But in 2026, third-party risk is one of the highest-probability, highest-impact threat vectors organizations face—whether they know it or not.


8. Cyber due diligence will become a core element of the M&A picture

Whenever a company announces a sale, merger or restructuring, threat actors often pounce, knowing internal teams are distracted, documentation is in flux and IT environments are being restructured.

“They know when a company is vulnerable,” said CISO Jack Nichelson, “and they take advantage of that noise.”

As a result, cyber is no longer something buyers ask about at the end of a deal. For startups and mature businesses alike, it’s something buyers are beginning to investigate early—and it can have a major influence on the deal moving forward.

Nichelson shared a recent story of a private equity buyer who conducted a penetration test as part of its due diligence and uncovered enough gaps that the prospective acquisition’s valuation dropped by 10%. He emphasized this is no longer an outlier. In his words, security posture is becoming just as important as financial posture when evaluating an acquisition.

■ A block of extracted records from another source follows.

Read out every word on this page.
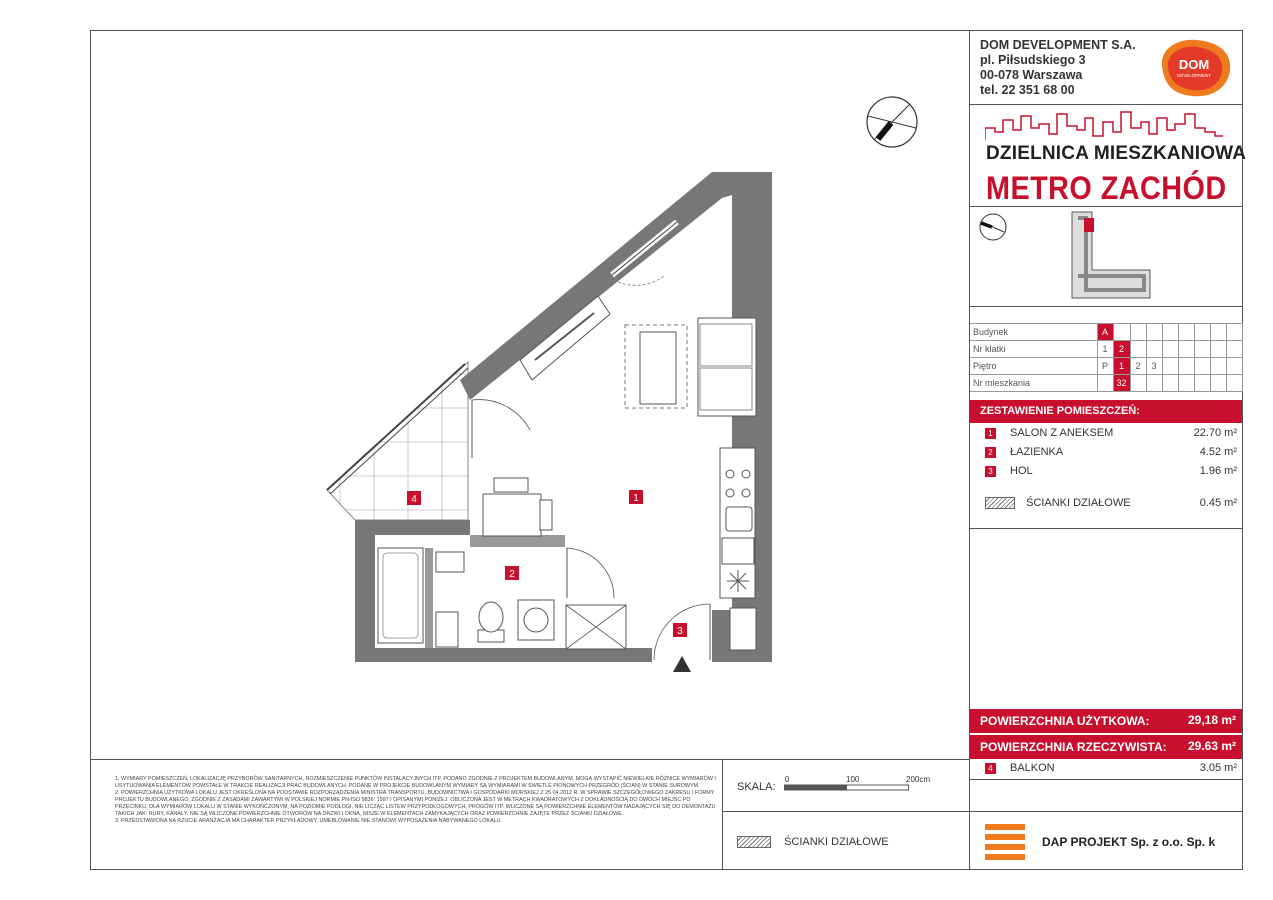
DOM DEVELOPMENT S.A.
pl. Piłsudskiego 3
00-078 Warszawa
tel. 22 351 68 00
DOM
DEVELOPMENT
DZIELNICA MIESZKANIOWA
METRO ZACHÓD
Budynek	A								
Nr klatki	1	2							
Piętro	P	1	2	3					
Nr mieszkania		32							
ZESTAWIENIE POMIESZCZEŃ:
1 SALON Z ANEKSEM	22.70 m²
2 ŁAZIENKA	4.52 m²
3 HOL	1.96 m²
ŚCIANKI DZIAŁOWE	0.45 m²
POWIERZCHNIA UŻYTKOWA:	29,18 m²
POWIERZCHNIA RZECZYWISTA: 29.63 m²
4 BALKON	3.05 m²
DAP PROJEKT Sp. z o.o. Sp. k
1. WYMIARY POMIESZCZEŃ, LOKALIZACJĘ PRZYBORÓW SANITARNYCH, ROZMIESZCZENIE PUNKTÓW INSTALACYJNYCH ITP. PODANO ZGODNIE Z PROJEKTEM BUDOWLANYM. MOGĄ WYSTĄPIĆ NIEWIELKIE RÓŻNICE WYMIARÓW I USYTUOWANIA ELEMENTÓW POWSTAŁE W TRAKCIE REALIZACJI PRAC BUDOWLANYCH. PODANE W PROJEKCIE BUDOWLANYM WYMIARY SĄ WYMIARAMI W ŚWIETLE PIONOWYCH PRZEGRÓD (ŚCIAN) W STANIE SUROWYM.
2. POWIERZCHNIA UŻYTKOWA LOKALU JEST OKREŚLONA NA PODSTAWIE ROZPORZĄDZENIA MINISTRA TRANSPORTU, BUDOWNICTWA I GOSPODARKI MORSKIEJ Z 25.04.2012 R. W SPRAWIE SZCZEGÓŁOWEGO ZAKRESU I FORMY PROJEKTU BUDOWLANEGO, ZGODNIE Z ZASADAMI ZAWARTYMI W POLSKIEJ NORMIE PN-ISO 9836: 1997 I OPISANYMI PONIŻEJ: OBLICZONA JEST W METRACH KWADRATOWYCH Z DOKŁADNOŚCIĄ DO DWÓCH MIEJSC PO PRZECINKU, DLA WYMIARÓW LOKALU W STANIE WYKOŃCZONYM, NA POZIOMIE PODŁOGI, NIE LICZĄC LISTEW PRZYPODŁOGOWYCH, PROGÓW ITP. WLICZONE SĄ POWIERZCHNIE ELEMENTÓW NADAJĄCYCH SIĘ DO DEMONTAŻU TAKICH JAK: RURY, KANAŁY. NIE SĄ WLICZONE POWIERZCHNIE OTWORÓW NA DRZWI I OKNA, NISZE W ELEMENTACH ZAMYKAJĄCYCH ORAZ POWIERZCHNIE ZAJĘTE PRZEZ ŚCIANKI DZIAŁOWE.
3. PRZEDSTAWIONA NA RZUCIE ARANŻACJA MA CHARAKTER PRZYKŁADOWY, UMEBLOWANIE NIE STANOWI WYPOSAŻENIA NABYWANEGO LOKALU.
SKALA:
0	100	200cm
ŚCIANKI DZIAŁOWE
1
2
3
4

That means what buyers really want to know in 2026 is whether they’re inheriting resilience—or inheriting someone else’s liability.

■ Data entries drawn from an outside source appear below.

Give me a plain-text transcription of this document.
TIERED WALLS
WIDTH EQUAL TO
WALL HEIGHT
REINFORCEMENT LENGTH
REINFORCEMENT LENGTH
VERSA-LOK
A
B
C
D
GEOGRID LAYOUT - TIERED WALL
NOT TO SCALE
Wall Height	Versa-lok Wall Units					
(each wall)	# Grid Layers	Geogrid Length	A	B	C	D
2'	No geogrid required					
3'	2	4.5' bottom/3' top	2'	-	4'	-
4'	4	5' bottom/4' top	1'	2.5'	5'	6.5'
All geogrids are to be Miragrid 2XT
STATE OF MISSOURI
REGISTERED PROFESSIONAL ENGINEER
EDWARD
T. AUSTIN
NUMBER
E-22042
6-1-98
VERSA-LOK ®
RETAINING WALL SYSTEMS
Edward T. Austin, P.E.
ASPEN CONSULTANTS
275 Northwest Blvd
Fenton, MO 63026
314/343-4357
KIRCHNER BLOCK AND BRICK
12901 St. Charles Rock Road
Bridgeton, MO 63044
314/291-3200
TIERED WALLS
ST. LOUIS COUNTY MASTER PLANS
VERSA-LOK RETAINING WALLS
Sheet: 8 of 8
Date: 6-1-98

9. Compliance is evolving—and becoming a competitive differentiator

“Compliance work sometimes seems like pushing paper and checking boxes, but that’s not what it’s about at all. It’s about building a strong cybersecurity foundation that ensures trust and supports long-term business growth.”

— Inversion6 CISO Jack Nichelson, Compliance 101

Across the globe, the message is clear: Regulatory expectations are rising fast.

In the UK and Europe, frameworks like NIS2 and Cyber Essentials are pushing organizations to tighten controls in areas once overlooked. In the U.S., CMMC 2.0 is accelerating that same shift especially for defense contractors and those working in federal supply chains.

As these frameworks mature, it’s no longer about checking boxes—it’s about implementing and proving consistent, documented cybersecurity practices. In 2026, organizations that wait until audits are mandatory will find themselves scrambling—or worse.


10. The convergence is coming—cybersecurity and endpoint management are merging

Inversion6 sits in a unique position within the industry. As the cybersecurity arm of TRG—one of the largest MSPs providing full lifecycle support for enterprise endpoints—we’re watching two worlds that used to run in parallel begin to merge.

The old belief that endpoint management and cybersecurity are separate functions, handled by separate tools and separate teams, is fading fast. Today, if you’re managing endpoints, you’d better be prepared to secure them. And if you’re securing them, you need a deep understanding of how those endpoints are deployed, patched, updated, tracked and supported.

It won’t all happen in 2026, but the trajectory is unmistakable. Within the next few years, nearly every endpoint in the field will be connected in some way—and that connectivity puts them squarely on the cybersecurity chessboard. Organizations that prepare for this convergence now will be far ahead of those who wait.


Conclusion

This is not a comprehensive list, and cybersecurity in 2026 won’t be defined by a single trend—but these observations reflect the themes our CISOs, analysts and incident responders return to every day. They represent the patterns already visible in real incidents and real client conversations.

So stay vigilant—and remember this for 2026: You can’t sustain what you don’t protect, and the best time to act is before an attack, not after.